The bank’s cost-to-income ratio for the quarter stood at 41%.
The bank’s Common Equity Tier-1 (CET-1) ratio rose 0.4 percentage points q-o-q and y-o-y to 14.3%, remaining above the group’s target operating range and above the regulatory ratio of 9%.
DBS’s leverage ratio of 6.7% remains more than twice the regulatory minimum of 3%.
“This has been an extraordinary quarter for our business as we fired on all cylinders. Loan and deposit growth were robust, fees were strong and treasury had a record performance,” says DBS CEO Piyush Gupta.

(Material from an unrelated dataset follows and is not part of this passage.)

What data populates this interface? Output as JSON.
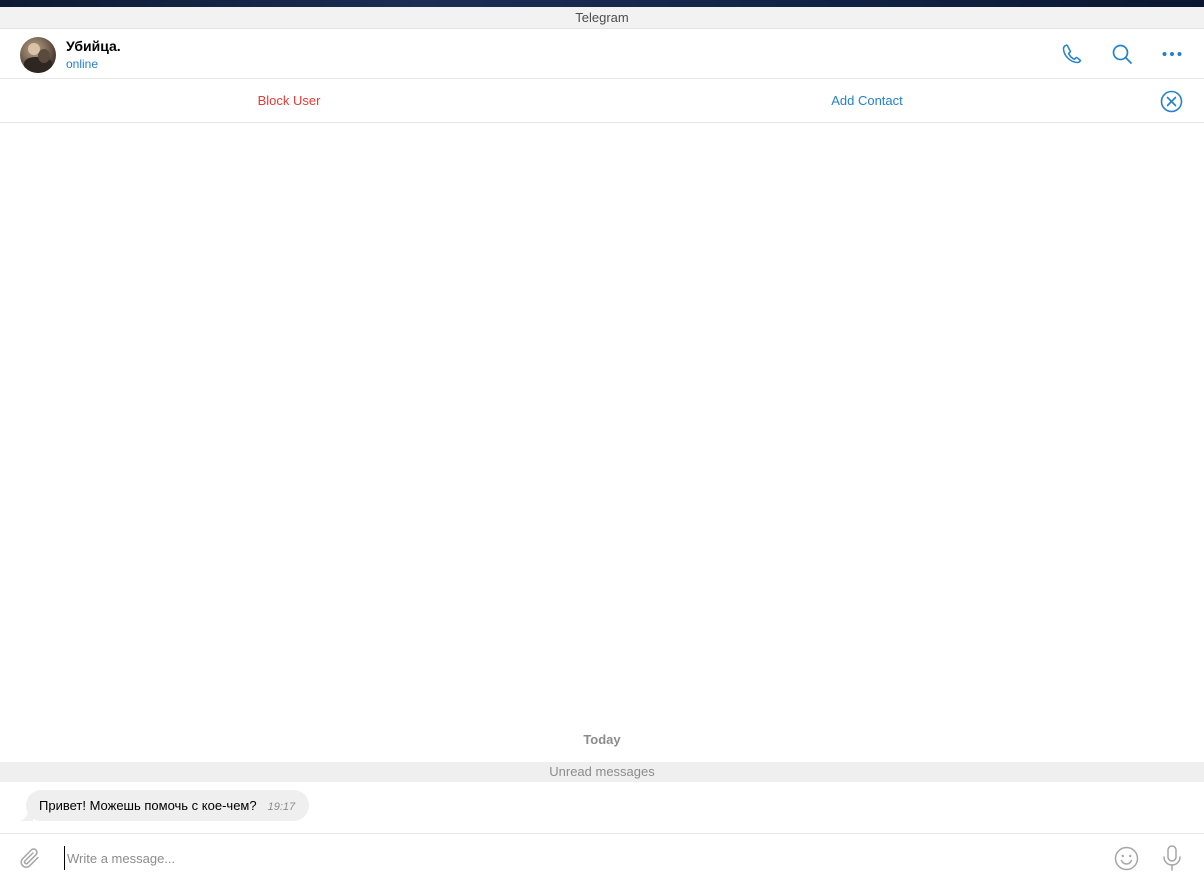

“At the same time, we remained disciplined on costs while asset quality was resilient. The global economic rebound is strengthening and we are bullish about prospects for the coming year. Our franchise has been enhanced by new growth platforms, including stakes in Shenzhen Rural Commercial Bank and in Partior for blockchain cross-border clearing and settlement. We are in a position of strength to support customers and deliver shareholder returns as the economic recovery takes hold,” he adds.
In his business outlook, Gupta adds in his CEO observations, that business momentum is expected to remain strong.
On this, he is upgrading full-year loan growth to mid-to-high single digit, as well as full-year fee income growth at double digits.
DBS’s full-year expenses are expected to be around 3-4% higher than FY2019 levels, with LVB to add two percentage points. Another 1-2% will come in the form of higher costs to “support growing business activities”.
Full-year total allowances are likely to be below $2 billion.
Shares in DBS closed 1 cent lower or 0.03% down at $29.39 on April 29.